Migration, as an inherent part of our democracy, shapes European history and is shaping our society. Fundamental values – such as respect and openness – are increasingly being challenged by anti-democratic and authoritarian groups. In the media and in political debates, migration is repeatedly rejected and discrimination against minorities is fostered, even though we have been living in migration societies for years.

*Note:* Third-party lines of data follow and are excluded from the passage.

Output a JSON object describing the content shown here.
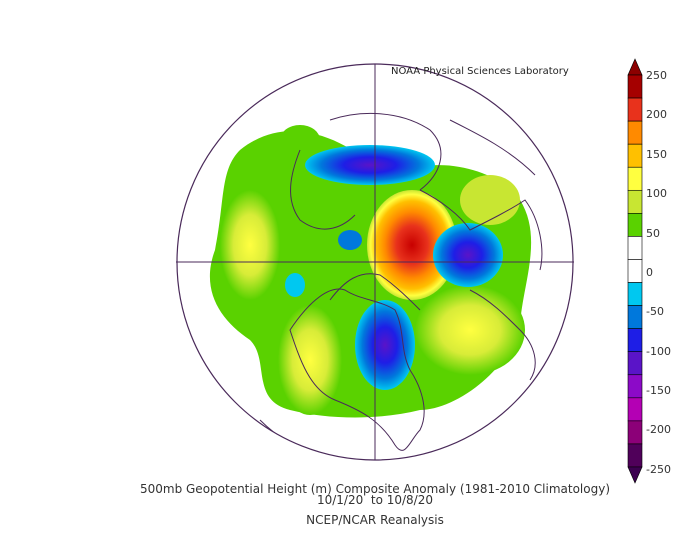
{
  "credit": "NOAA Physical Sciences Laboratory",
  "caption": {
    "line1": "500mb Geopotential Height (m) Composite Anomaly (1981-2010 Climatology)",
    "line2": "10/1/20  to 10/8/20",
    "line3": "NCEP/NCAR Reanalysis"
  },
  "colorbar": {
    "labels": [
      "250",
      "200",
      "150",
      "100",
      "50",
      "0",
      "-50",
      "-100",
      "-150",
      "-200",
      "-250"
    ],
    "colors": [
      "#a50000",
      "#e8321c",
      "#ff8a00",
      "#ffc000",
      "#ffff40",
      "#c8e632",
      "#5ad200",
      "#ffffff",
      "#ffffff",
      "#00c8f0",
      "#0078dc",
      "#1e1ee6",
      "#5a14c8",
      "#8c0ac8",
      "#b400b4",
      "#8c0078",
      "#50005a"
    ]
  },
  "map": {
    "ocean_color": "#ffffff",
    "boundary_color": "#4a2a5a"
  }
}
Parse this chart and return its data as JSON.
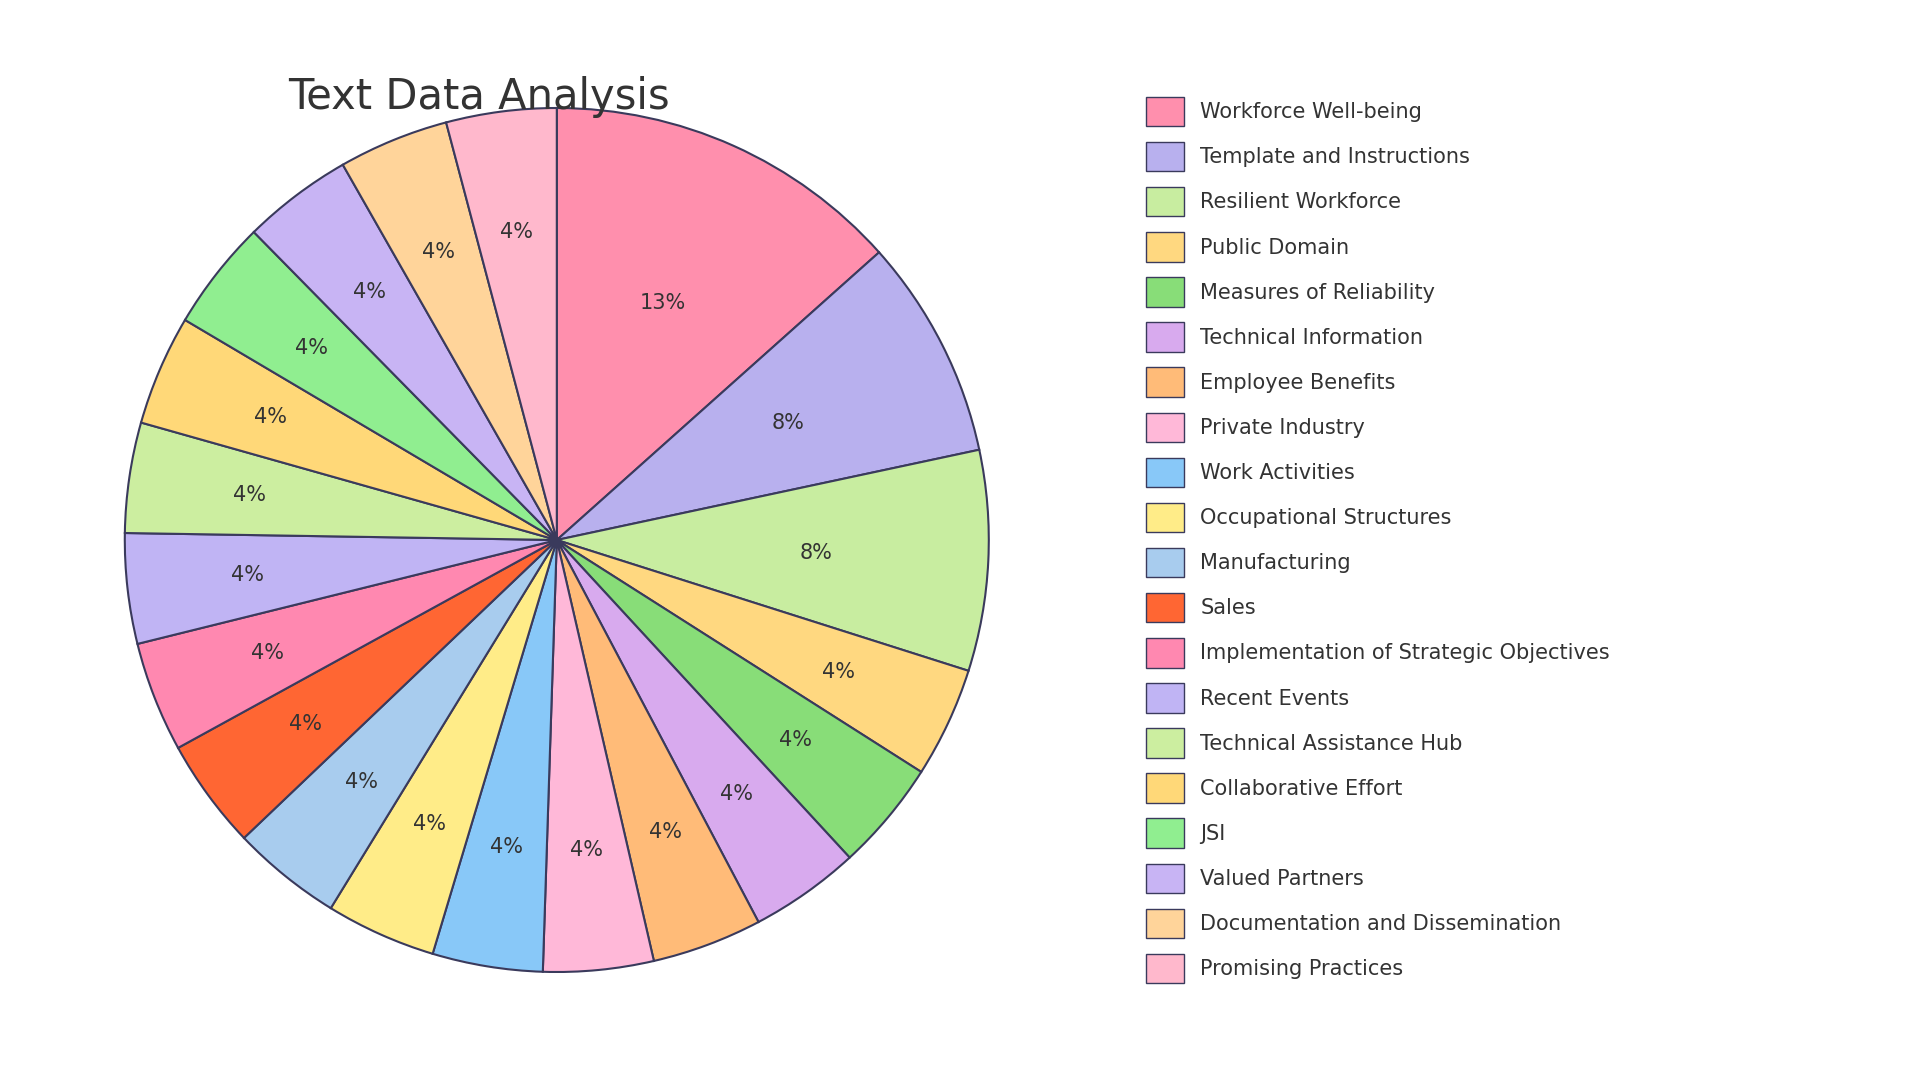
{
  "title": "Text Data Analysis",
  "values": [
    13,
    8,
    8,
    4,
    4,
    4,
    4,
    4,
    4,
    4,
    4,
    4,
    4,
    4,
    4,
    4,
    4,
    4,
    4,
    4
  ],
  "pct_labels": [
    "13%",
    "8%",
    "8%",
    "4%",
    "4%",
    "4%",
    "4%",
    "4%",
    "4%",
    "4%",
    "4%",
    "4%",
    "4%",
    "4%",
    "4%",
    "4%",
    "4%",
    "4%",
    "4%",
    "4%"
  ],
  "colors": [
    "#FF8FAD",
    "#B8B0EE",
    "#C8EDA0",
    "#FFD880",
    "#88DD78",
    "#D8AAEE",
    "#FFBB78",
    "#FFB8D8",
    "#88C8F8",
    "#FFEC88",
    "#A8CCEE",
    "#FF6633",
    "#FF88B0",
    "#C0B4F4",
    "#CCEEA0",
    "#FFD878",
    "#90EE90",
    "#C8B4F4",
    "#FFD49A",
    "#FFB8CC"
  ],
  "legend_labels": [
    "Workforce Well-being",
    "Template and Instructions",
    "Resilient Workforce",
    "Public Domain",
    "Measures of Reliability",
    "Technical Information",
    "Employee Benefits",
    "Private Industry",
    "Work Activities",
    "Occupational Structures",
    "Manufacturing",
    "Sales",
    "Implementation of Strategic Objectives",
    "Recent Events",
    "Technical Assistance Hub",
    "Collaborative Effort",
    "JSI",
    "Valued Partners",
    "Documentation and Dissemination",
    "Promising Practices"
  ],
  "background_color": "#FFFFFF",
  "text_color": "#333333",
  "edge_color": "#3A3A5C",
  "title_fontsize": 30,
  "label_fontsize": 15,
  "legend_fontsize": 15,
  "startangle": 90
}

While some endanger social cohesion by criticising migration, others are building ever stronger alliances and sharing an inclusive understanding of social integration. We call this perspective “post-migrant” and hope to further this idea. The term ‘post-migrant’ describes a society that is shaped by and through migration. The ‘post’ in this context refers to the phase of social negotiation that we are in today, including important recognition processes. We recognise that migration is a reality in societies, and not the exception. Accordingly, in a post-migrant society, diversity should be understood as normal and antagonism between the ‘foreign’ (the migrant) and the ‘own’ (the nation) has to be overcome. (Sources: BpB; HU Berlin; Naika Foroutan).
For us, ‘dealing with’ migration means recognising the fact that pluralistic life-worlds are a manifest part of our society. Not all realities of life are mapped and represented in European democracies yet. Promoting post-migrant perspectives is, therefore, a critical part of our work.